People often treat their retirement savings plans as if inflation isn't a factor, but it is certainly is. Over the past three decades, annual inflation has been about 3%, on average. It's incredible that we don't give inflation its due attention for all the hand wringing we do to stretch our money further in other ways.
Inflation gradually pushes up the prices of goods and services, and your money won't go as far if you ignore it. If inflation occurs at the average rate in 2019 and 2020, it will cost you 6% more to purchase the same goods and services in 2021 than it does right now.
If you're shopping for a big-ticket item that costs you $1,000 today, it would cost you roughly $1,061 by 2021. While that sounds minor, it only factors in two years of rising prices. In 30 years, a purchase that costs $1,000 today will cost more than $2,122, thanks to the cumulative effect of inflation.
Inflation isn't restricted to daily purchases and costs, because it also has a big impact on your retirement savings, in three major ways:
1. Inflation erodes the value of investments and savings.
If you're among the many folks socking away money in investments and savings for retirement, you need to be aware that inflation will effectively diminish their value over time. If you've saved $5,000 per year for 30 years, for example, you'll have a nice $505,365 at the end of the period, assuming an average 7% return each year, an average for the stock market. Sounds impressive, doesn't it? And it is.
But it's also not as much as it seems at first blush, because of inflation. The future value of the $505,365 will be roughly the value of $208,204 now. You'll be sitting on the same pile of dollars, but they'll purchase less than they do now, because of inflation. Put another way, the costs of goods and services will be steadily advancing because of inflation, so you'll need to meet the price tags of the future.
2. Cost-of-living adjustments for Social Security don't keep pace with inflation.
Social Security is a money mainstay for many senior citizens, but Social Security benefits are also subject to inflation.

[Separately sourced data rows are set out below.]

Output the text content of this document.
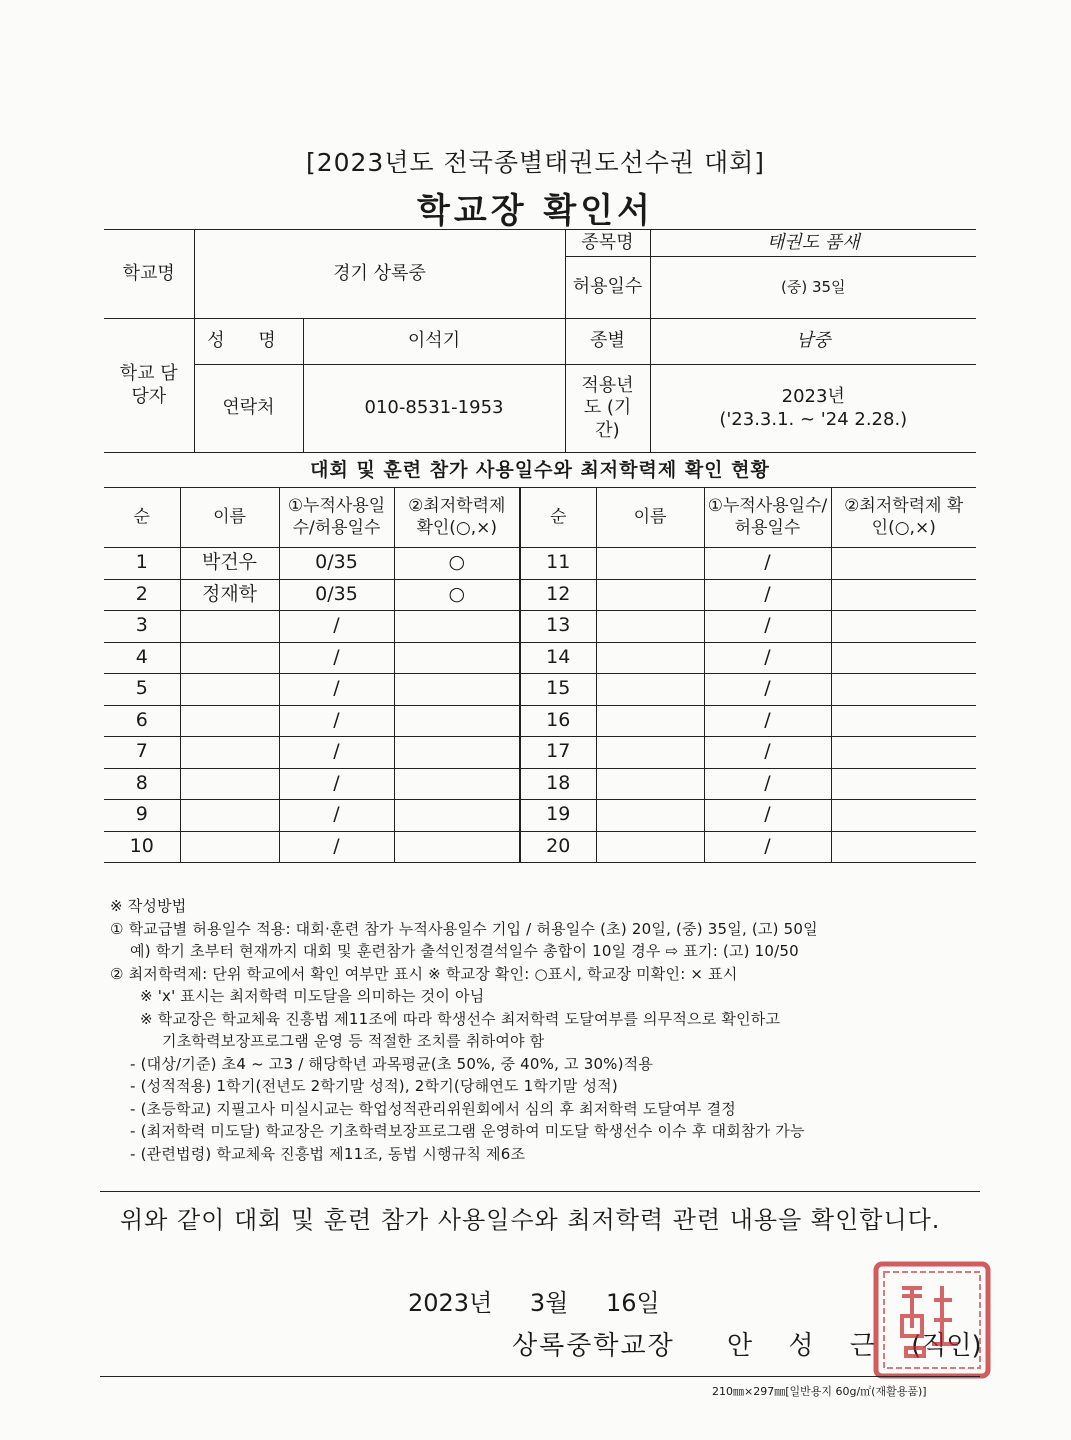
[2023년도 전국종별태권도선수권 대회]
학교장 확인서
학교명	경기 상록중		종목명	태권도 품새
			허용일수	(중) 35일
학교 담당자	성 명	이석기	종별	남중
	연락처	010-8531-1953	적용년도 (기간)	2023년
('23.3.1. ~ '24 2.28.)
대회 및 훈련 참가 사용일수와 최저학력제 확인 현황
순	이름	①누적사용일수/허용일수	②최저학력제 확인(○,×)	순	이름	①누적사용일수/허용일수	②최저학력제 확인(○,×)
1	박건우	0/35	○	11		/	
2	정재학	0/35	○	12		/	
3		/		13		/	
4		/		14		/	
5		/		15		/	
6		/		16		/	
7		/		17		/	
8		/		18		/	
9		/		19		/	
10		/		20		/	
※ 작성방법
① 학교급별 허용일수 적용: 대회·훈련 참가 누적사용일수 기입 / 허용일수 (초) 20일, (중) 35일, (고) 50일
예) 학기 초부터 현재까지 대회 및 훈련참가 출석인정결석일수 총합이 10일 경우 ⇨ 표기: (고) 10/50
② 최저학력제: 단위 학교에서 확인 여부만 표시 ※ 학교장 확인: ○표시, 학교장 미확인: × 표시
※ 'x' 표시는 최저학력 미도달을 의미하는 것이 아님
※ 학교장은 학교체육 진흥법 제11조에 따라 학생선수 최저학력 도달여부를 의무적으로 확인하고
기초학력보장프로그램 운영 등 적절한 조치를 취하여야 함
- (대상/기준) 초4 ~ 고3 / 해당학년 과목평균(초 50%, 중 40%, 고 30%)적용
- (성적적용) 1학기(전년도 2학기말 성적), 2학기(당해연도 1학기말 성적)
- (초등학교) 지필고사 미실시교는 학업성적관리위원회에서 심의 후 최저학력 도달여부 결정
- (최저학력 미도달) 학교장은 기초학력보장프로그램 운영하여 미도달 학생선수 이수 후 대회참가 가능
- (관련법령) 학교체육 진흥법 제11조, 동법 시행규칙 제6조
위와 같이 대회 및 훈련 참가 사용일수와 최저학력 관련 내용을 확인합니다.
2023년 3월 16일
상록중학교장 안 성 근 (직인)
210㎜×297㎜[일반용지 60g/㎡(재활용품)]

Inflation is one of the reasons that Social Security benefits get periodic cost-of-living adjustments called COLAs. In fact, the Social Security Administration (SSA) just awarded recipients the highest COLA in seven years, a 2.8% adjustment for 2019.
While COLAs are a good thing, many observers think the benchmark the SSA uses actually underestimates the actual pace of inflation, especially for seniors. The SSA measures price changes every year by looking at the Consumer Price Index for Urban Wage Earners and Clerical Workers (CPI-W). Then it determines whether a COLA is needed, and how much any adjustment should be.

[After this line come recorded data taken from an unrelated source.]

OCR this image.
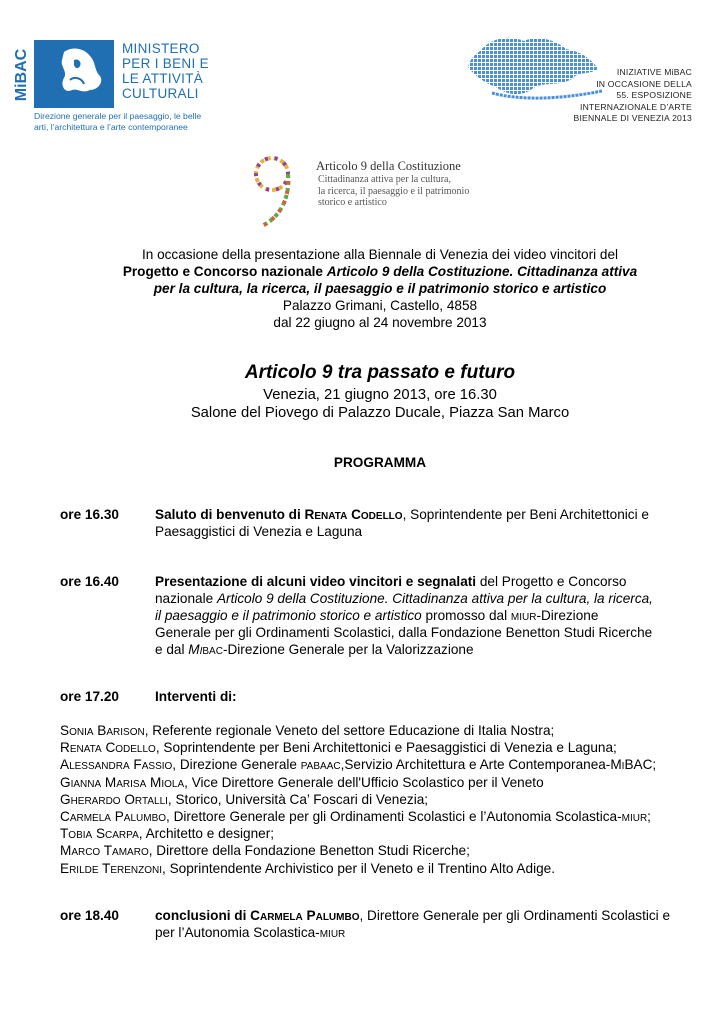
MiBAC
MINISTERO
PER I BENI E
LE ATTIVITÀ
CULTURALI
Direzione generale per il paesaggio, le belle
arti, l’architettura e l’arte contemporanee
INIZIATIVE MiBAC
IN OCCASIONE DELLA
55. ESPOSIZIONE
INTERNAZIONALE D’ARTE
BIENNALE DI VENEZIA 2013
Articolo 9 della Costituzione
Cittadinanza attiva per la cultura,
la ricerca, il paesaggio e il patrimonio
storico e artistico
In occasione della presentazione alla Biennale di Venezia dei video vincitori del
Progetto e Concorso nazionale Articolo 9 della Costituzione. Cittadinanza attiva
per la cultura, la ricerca, il paesaggio e il patrimonio storico e artistico
Palazzo Grimani, Castello, 4858
dal 22 giugno al 24 novembre 2013
Articolo 9 tra passato e futuro
Venezia, 21 giugno 2013, ore 16.30
Salone del Piovego di Palazzo Ducale, Piazza San Marco
PROGRAMMA
ore 16.30	Saluto di benvenuto di Renata Codello, Soprintendente per Beni Architettonici e
Paesaggistici di Venezia e Laguna
ore 16.40	Presentazione di alcuni video vincitori e segnalati del Progetto e Concorso
nazionale Articolo 9 della Costituzione. Cittadinanza attiva per la cultura, la ricerca,
il paesaggio e il patrimonio storico e artistico promosso dal miur-Direzione
Generale per gli Ordinamenti Scolastici, dalla Fondazione Benetton Studi Ricerche
e dal Mibac-Direzione Generale per la Valorizzazione
ore 17.20	Interventi di:
Sonia Barison, Referente regionale Veneto del settore Educazione di Italia Nostra;
Renata Codello, Soprintendente per Beni Architettonici e Paesaggistici di Venezia e Laguna;
Alessandra Fassio, Direzione Generale pabaac,Servizio Architettura e Arte Contemporanea-MiBAC;
Gianna Marisa Miola, Vice Direttore Generale dell'Ufficio Scolastico per il Veneto
Gherardo Ortalli, Storico, Università Ca’ Foscari di Venezia;
Carmela Palumbo, Direttore Generale per gli Ordinamenti Scolastici e l’Autonomia Scolastica-miur;
Tobia Scarpa, Architetto e designer;
Marco Tamaro, Direttore della Fondazione Benetton Studi Ricerche;
Erilde Terenzoni, Soprintendente Archivistico per il Veneto e il Trentino Alto Adige.
ore 18.40	conclusioni di Carmela Palumbo, Direttore Generale per gli Ordinamenti Scolastici e
per l’Autonomia Scolastica-miur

But the CPI-W underweights certain sectors that have experienced very steep price increases. For example, healthcare expenses have risen far more steeply than other sectors. The price of prescription drugs climbed 188% from 2000 to 2018, according to the Senior Citizens League. As a result of the relative underweighting, the purchasing power of Social Security actually fell 34% in that period, despite steady COLAs. So while Social Security is a valuable tool to manage retirement, don't expect it to keep up with inflation, and plan accordingly.
3. Investment choices need to factor in inflation.

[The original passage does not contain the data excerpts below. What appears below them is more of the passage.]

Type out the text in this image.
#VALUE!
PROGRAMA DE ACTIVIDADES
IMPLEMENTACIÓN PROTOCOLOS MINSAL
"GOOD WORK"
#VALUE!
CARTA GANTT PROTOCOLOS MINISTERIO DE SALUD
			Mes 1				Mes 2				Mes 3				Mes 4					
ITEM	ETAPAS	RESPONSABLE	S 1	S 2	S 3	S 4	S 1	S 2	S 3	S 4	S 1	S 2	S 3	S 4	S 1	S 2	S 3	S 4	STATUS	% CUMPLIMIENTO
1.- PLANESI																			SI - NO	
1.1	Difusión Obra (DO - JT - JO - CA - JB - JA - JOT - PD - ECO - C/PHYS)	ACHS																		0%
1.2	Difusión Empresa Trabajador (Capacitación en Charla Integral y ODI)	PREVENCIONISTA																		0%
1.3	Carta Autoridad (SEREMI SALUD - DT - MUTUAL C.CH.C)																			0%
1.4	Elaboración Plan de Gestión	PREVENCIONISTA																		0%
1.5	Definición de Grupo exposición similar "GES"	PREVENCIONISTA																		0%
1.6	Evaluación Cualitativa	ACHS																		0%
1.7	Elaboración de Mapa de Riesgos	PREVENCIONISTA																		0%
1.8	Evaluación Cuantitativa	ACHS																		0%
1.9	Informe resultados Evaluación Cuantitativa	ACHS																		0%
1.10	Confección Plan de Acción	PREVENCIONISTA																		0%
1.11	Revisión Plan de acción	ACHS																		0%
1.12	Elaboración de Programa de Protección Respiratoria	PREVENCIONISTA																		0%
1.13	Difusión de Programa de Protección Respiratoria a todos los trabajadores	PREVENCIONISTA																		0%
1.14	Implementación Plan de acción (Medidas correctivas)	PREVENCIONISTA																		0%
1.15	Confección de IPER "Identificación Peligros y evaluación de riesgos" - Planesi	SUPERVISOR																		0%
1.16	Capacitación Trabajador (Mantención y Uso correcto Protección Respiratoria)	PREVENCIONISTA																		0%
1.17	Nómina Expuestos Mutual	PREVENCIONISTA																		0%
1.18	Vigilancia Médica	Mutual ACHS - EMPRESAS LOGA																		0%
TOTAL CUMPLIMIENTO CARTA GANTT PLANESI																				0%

So what do you do once you realize inflation is rising steadily and Social Security won't keep up? The prudent thing is to keep inflation in mind when picking investments. Bond yields and CD interest rates of return can be much lower than the inflation rate. In the past decade, for example, both have been under 2% at times, which is effectively a negative rate of return once you factor in inflation.
Stocks are one of the few investments with returns that outpace inflation, as the U.S. stock market has returned an average of 7% over time. But stocks are not without downside risk.
Investors are often advised to place part of their portfolio in fixed-income instruments, such as bonds and bank certificates of deposit (CDs), because such fixed-income investments are less volatile than the stock market, and they offer protection against a market downturn.
Dividing portfolios between stocks and fixed income is one way to take advantage of stocks' historically strong returns that handily thump inflation rates, while also enjoying the stability of fixed-income instruments.
A good rule of thumb is to subtract your age from 110. The result is the percentage of your portfolio to invest in stocks, and the rest goes to fixed-income investments. A 30-year-old would invest 80% of their portfolio in stocks and 20% in fixed income, while a 70-year-old would place 40% in stocks and 60% in fixed income.
Employing this allocation rule ensures your portfolios is protected from inflation, as much as possible. Folks with a long time horizon can benefit from gains made in the stock market while also being insulated from its risks. Older people living on a fixed income are more protected from dropping markets, while still being able to benefit from rising ones.